In the latest discussions about business intelligence, the biggest buzzwords are "operational," "proactive" and especially "real time." Thus, data warehouses -- long viewed as information repositories used to analyze long-term trends -- started looking complicated, expensive and just not all that helpful.
IBM is trying to refresh data warehouses' somewhat stodgy image with a new approach that pulls information from sources as diverse as e-mail, Web pages and audio files and analyzes it on demand to support customer-facing transactions.
A number of companies are achieving boffo results by marrying real-time analysis with their data warehouses, including Harrah's, which delivers targeted product offers to casino customers while they gamble, and Travelocity, which crafts custom offers based on details such as previous travel history and originating location.

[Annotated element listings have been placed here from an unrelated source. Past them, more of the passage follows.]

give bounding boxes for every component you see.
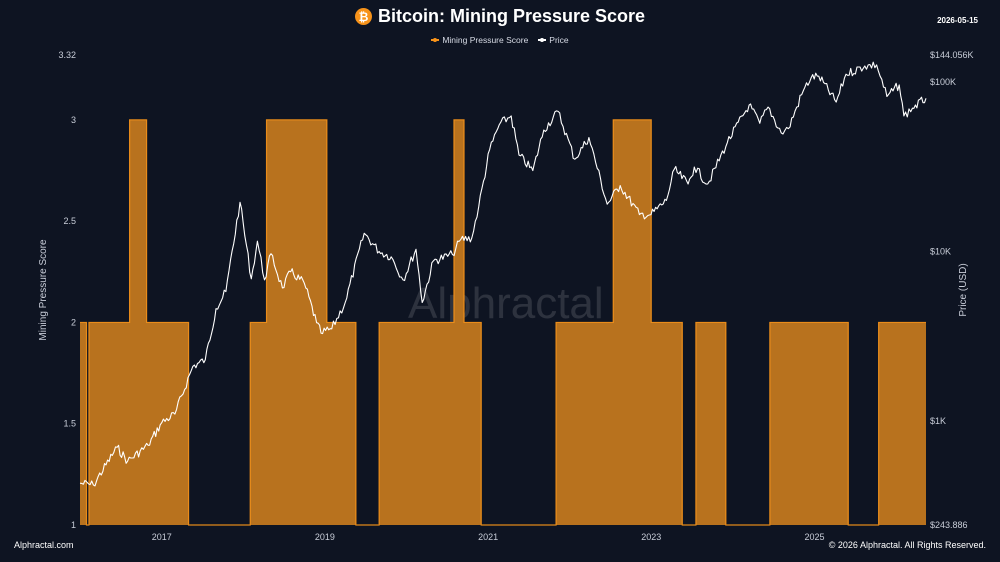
x-tick-label: 2025	[805, 532, 825, 542]
bitcoin-icon: ₿	[354, 8, 372, 25]
chart-header: ₿ Bitcoin: Mining Pressure Score 2026-05…	[0, 0, 1000, 50]
y2-tick-label: $1K	[930, 416, 946, 426]
watermark: Alphractal	[408, 279, 604, 328]
legend-item-price[interactable]: Price	[538, 35, 569, 45]
y-tick-label: 2.5	[63, 216, 76, 226]
y-tick-label: 2	[71, 317, 76, 327]
y-tick-label: 1	[71, 520, 76, 530]
axes: 1 1.5 2 2.5 3 3.32 $243.886 $1K $10K $100K $144.05…	[38, 50, 974, 542]
legend-swatch-score	[431, 38, 440, 42]
legend-label-price: Price	[549, 35, 569, 45]
legend: Mining Pressure Score Price	[0, 35, 1000, 45]
y2-tick-label: $10K	[930, 246, 951, 256]
score-series	[80, 119, 926, 526]
price-line	[79, 61, 927, 487]
legend-label-score: Mining Pressure Score	[442, 35, 529, 45]
legend-item-score[interactable]: Mining Pressure Score	[431, 35, 528, 45]
legend-swatch-price	[538, 38, 547, 42]
price-series	[79, 61, 927, 487]
x-tick-label: 2017	[152, 532, 172, 542]
x-tick-label: 2021	[478, 532, 498, 542]
y-tick-label: 3.32	[58, 50, 76, 60]
score-area	[80, 119, 926, 526]
y2-axis-title: Price (USD)	[958, 263, 969, 316]
y2-tick-label: $100K	[930, 77, 956, 87]
y2-tick-label: $144.056K	[930, 50, 974, 60]
date-label: 2026-05-15	[937, 16, 978, 25]
score-line	[80, 119, 926, 526]
y2-tick-label: $243.886	[930, 520, 968, 530]
footer-copyright: © 2026 Alphractal. All Rights Reserved.	[828, 540, 986, 550]
x-tick-label: 2023	[641, 532, 661, 542]
x-tick-label: 2019	[315, 532, 335, 542]
y-tick-label: 3	[71, 115, 76, 125]
y-tick-label: 1.5	[63, 419, 76, 429]
y-axis-title: Mining Pressure Score	[38, 239, 49, 341]
chart-title: Bitcoin: Mining Pressure Score	[377, 6, 646, 26]
title-wrap: ₿ Bitcoin: Mining Pressure Score	[0, 6, 1000, 27]
footer-site-link[interactable]: Alphractal.com	[14, 540, 74, 550]
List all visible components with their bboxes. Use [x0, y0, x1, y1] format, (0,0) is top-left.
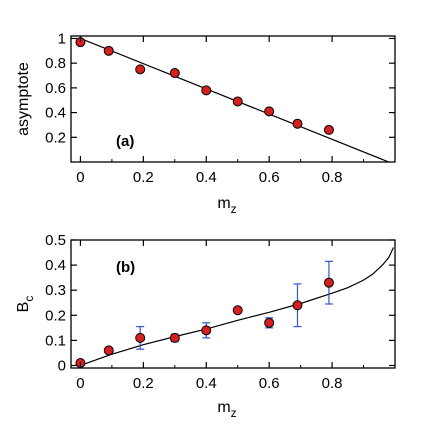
y-tick-label: 0.4	[45, 105, 66, 122]
data-point	[232, 305, 243, 316]
y-axis-label: Bc	[15, 296, 36, 313]
x-axis-label: mz	[217, 195, 236, 216]
data-point	[201, 85, 212, 96]
panel-label: (b)	[116, 259, 135, 276]
data-point	[323, 277, 334, 288]
x-tick-label: 0	[76, 169, 84, 186]
plot-area	[75, 247, 394, 368]
y-tick-label: 0.6	[45, 80, 66, 97]
y-tick-label: 0.2	[45, 307, 66, 324]
panel-a: 0 0.2 0.4 0.6 0.8 0.2 0.4 0.6 0.8 1 mz asymptote (a)	[15, 30, 396, 216]
data-point	[323, 124, 334, 135]
data-point	[292, 118, 303, 129]
y-tick-label: 0.1	[45, 332, 66, 349]
x-tick-label: 0.2	[133, 375, 154, 392]
x-axis-label: mz	[217, 399, 236, 420]
x-tick-label: 0.2	[133, 169, 154, 186]
data-point	[169, 332, 180, 343]
x-tick-label: 0.6	[259, 375, 280, 392]
y-tick-label: 0.5	[45, 232, 66, 249]
y-tick-label: 1	[58, 30, 66, 47]
plot-area	[75, 37, 389, 162]
y-axis-label: asymptote	[15, 62, 32, 136]
x-tick-label: 0.4	[196, 169, 217, 186]
axes-frame	[70, 35, 396, 163]
data-point	[103, 345, 114, 356]
x-tick-label: 0.6	[259, 169, 280, 186]
data-point	[232, 96, 243, 107]
data-point	[135, 332, 146, 343]
x-tick-label: 0	[76, 375, 84, 392]
data-point	[201, 325, 212, 336]
data-point	[169, 68, 180, 79]
data-point	[264, 317, 275, 328]
data-point	[264, 106, 275, 117]
data-point	[103, 45, 114, 56]
x-tick-label: 0.8	[322, 169, 343, 186]
data-point	[135, 64, 146, 75]
y-tick-label: 0.4	[45, 257, 66, 274]
x-tick-label: 0.4	[196, 375, 217, 392]
panel-b: 0 0.2 0.4 0.6 0.8 0 0.1 0.2 0.3 0.4 0.5 mz Bc (b)	[15, 232, 396, 420]
y-tick-label: 0.3	[45, 282, 66, 299]
axes-frame	[70, 239, 396, 369]
y-tick-label: 0	[58, 357, 66, 374]
y-tick-label: 0.8	[45, 55, 66, 72]
panel-label: (a)	[116, 133, 134, 150]
x-tick-label: 0.8	[322, 375, 343, 392]
y-tick-label: 0.2	[45, 129, 66, 146]
data-point	[292, 300, 303, 311]
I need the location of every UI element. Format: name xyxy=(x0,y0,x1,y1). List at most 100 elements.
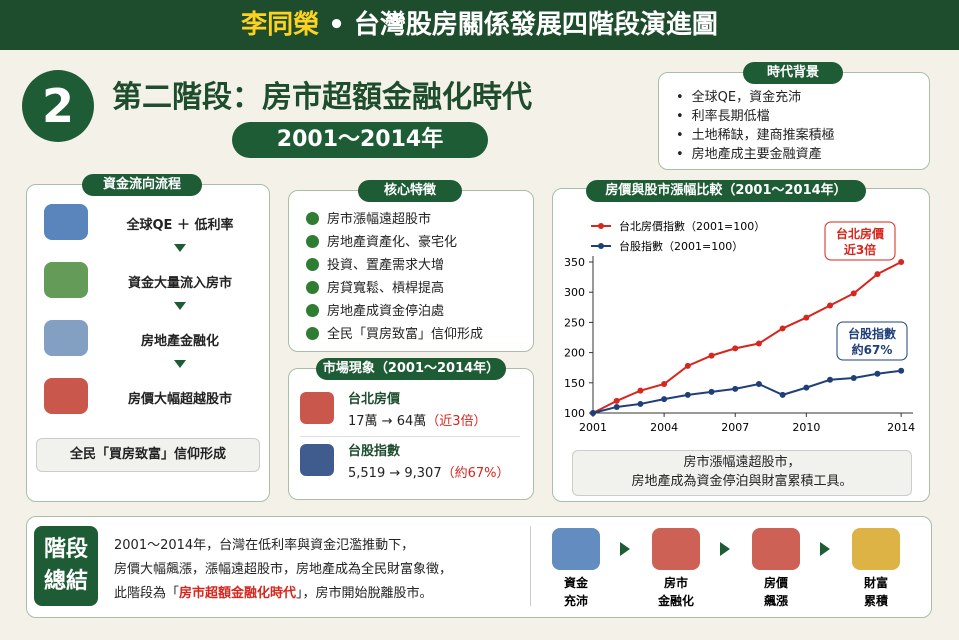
summary-flow-text: 資金 xyxy=(563,576,588,590)
point xyxy=(850,290,857,297)
flow-step: 房地產金融化 xyxy=(140,334,219,349)
stage-period: 2001～2014年 xyxy=(232,122,488,158)
summary-title: 階段 總結 xyxy=(34,526,98,606)
series-line xyxy=(592,261,902,414)
text: 此階段為「 xyxy=(114,586,180,601)
flow-arrow xyxy=(174,244,186,252)
divider xyxy=(530,526,531,606)
summary-flow-text: 累積 xyxy=(863,594,888,608)
annotation-box xyxy=(836,321,908,361)
feature-text: 投資、置產需求大增 xyxy=(327,258,445,273)
point xyxy=(803,314,810,321)
point xyxy=(898,367,905,374)
point xyxy=(827,302,834,309)
flow-footer: 全民「買房致富」信仰形成 xyxy=(36,438,260,472)
summary-title-line: 總結 xyxy=(43,569,88,594)
x-tick-label: 2001 xyxy=(579,421,607,434)
market-box xyxy=(288,368,534,500)
market-note: （約67%） xyxy=(441,466,510,481)
flow-icon xyxy=(44,320,88,356)
stage-title: 第二階段：房市超額金融化時代 xyxy=(112,80,532,115)
flow-arrow xyxy=(174,360,186,368)
y-tick-label: 200 xyxy=(564,347,585,360)
annotation-text: 台北房價 xyxy=(836,226,885,241)
point xyxy=(590,410,596,416)
flow-icon xyxy=(44,262,88,298)
feature-item: 投資、置產需求大增 xyxy=(306,254,483,277)
summary-title-line: 階段 xyxy=(43,537,88,562)
feature-text: 房市漲幅遠超股市 xyxy=(327,212,432,227)
item-text: 全球QE，資金充沛 xyxy=(691,90,802,105)
summary-flow-text: 房價 xyxy=(763,576,788,590)
header: 李同榮 • 台灣股房關係發展四階段演進圖 xyxy=(0,0,959,50)
point xyxy=(708,352,715,359)
flow-arrow xyxy=(820,542,830,556)
chart: 100 150 200 250 300 350 2001 2004 2007 2010 2014 台北… xyxy=(564,219,915,434)
feature-text: 房貸寬鬆、槓桿提高 xyxy=(327,281,445,296)
flow-icon xyxy=(44,204,88,240)
point xyxy=(613,397,620,404)
flow-title: 資金流向流程 xyxy=(82,174,202,196)
flow-arrow xyxy=(620,542,630,556)
summary-line: 此階段為「房市超額金融化時代」，房市開始脫離股市。 xyxy=(114,582,452,606)
point xyxy=(755,381,762,388)
background-title: 時代背景 xyxy=(743,62,843,84)
feature-item: 房地產資產化、豪宅化 xyxy=(306,231,483,254)
legend-label: 台北房價指數（2001=100） xyxy=(619,219,765,233)
legend-dot xyxy=(598,243,604,249)
legend-label: 台股指數（2001=100） xyxy=(619,239,743,253)
annotation-text: 約67% xyxy=(852,342,893,357)
separator: • xyxy=(328,10,345,40)
summary-icon xyxy=(752,528,800,570)
separator xyxy=(300,436,520,437)
item-text: 利率長期低檔 xyxy=(691,109,770,124)
point xyxy=(708,388,715,395)
point xyxy=(779,391,786,398)
background-item: • 土地稀缺，建商推案積極 xyxy=(676,128,835,143)
title: 台灣股房關係發展四階段演進圖 xyxy=(353,10,718,40)
market-text: 17萬 → 64萬 xyxy=(348,414,427,429)
feature-item: 房市漲幅遠超股市 xyxy=(306,208,483,231)
annotation-text: 近3倍 xyxy=(844,242,876,257)
y-tick-label: 150 xyxy=(564,377,585,390)
x-tick-label: 2007 xyxy=(721,421,749,434)
point xyxy=(732,385,739,392)
market-icon xyxy=(300,444,334,476)
summary-flow-text: 飆漲 xyxy=(763,594,788,608)
summary-line: 2001～2014年，台灣在低利率與資金氾濫推動下， xyxy=(114,538,415,553)
point xyxy=(637,387,644,394)
background-item: • 房地產成主要金融資產 xyxy=(676,147,822,162)
market-row: 17萬 → 64萬（近3倍） xyxy=(348,410,487,429)
background-list: • 全球QE，資金充沛 • 利率長期低檔 • 土地稀缺，建商推案積極 • 房地產成主要金融資產 xyxy=(676,88,835,164)
check-icon xyxy=(306,281,319,294)
flow-icon xyxy=(44,378,88,414)
background-item: • 利率長期低檔 xyxy=(676,109,770,124)
point xyxy=(637,400,644,407)
summary-line: 房價大幅飆漲，漲幅遠超股市，房地產成為全民財富象徵， xyxy=(114,562,453,577)
summary-icon xyxy=(852,528,900,570)
point xyxy=(755,340,762,347)
item-text: 房地產成主要金融資產 xyxy=(691,147,822,162)
check-icon xyxy=(306,212,319,225)
x-tick-label: 2004 xyxy=(650,421,678,434)
y-tick-label: 350 xyxy=(564,256,585,269)
summary-flow-text: 金融化 xyxy=(657,594,694,608)
market-icon xyxy=(300,392,334,424)
point xyxy=(898,259,905,265)
check-icon xyxy=(306,258,319,271)
point xyxy=(803,384,810,391)
market-title: 市場現象（2001～2014年） xyxy=(316,358,506,380)
feature-item: 全民「買房致富」信仰形成 xyxy=(306,323,483,346)
feature-text: 全民「買房致富」信仰形成 xyxy=(327,327,484,342)
features-box xyxy=(288,190,534,352)
point xyxy=(684,362,691,369)
item-text: 土地稀缺，建商推案積極 xyxy=(691,128,835,143)
point xyxy=(732,345,739,352)
flow-step: 房價大幅超越股市 xyxy=(127,392,232,407)
point xyxy=(661,381,668,388)
summary-flow-text: 充沛 xyxy=(563,594,588,608)
y-tick-label: 100 xyxy=(564,407,585,420)
summary-text: 2001～2014年，台灣在低利率與資金氾濫推動下， 房價大幅飆漲，漲幅遠超股市… xyxy=(114,534,452,606)
series-line xyxy=(592,369,902,414)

Called Dynamic Data Warehousing, IBM's new approach will support BI applications from IBM partners Business Objects, Cognos and MicroStrategy.
Big Blue is also offering data models to help companies get started with dynamic warehousing. Two of them are designed for the insurance industry, which is mentioned as a potential big client in this internetnews.com article, thanks to the system's ability to proactively identify potentially fraudulent claims.
Expect to see more new products from big vendors like IBM, who are eager to prove their products can do more than the increasingly popular -- and far less expensive -- data appliances.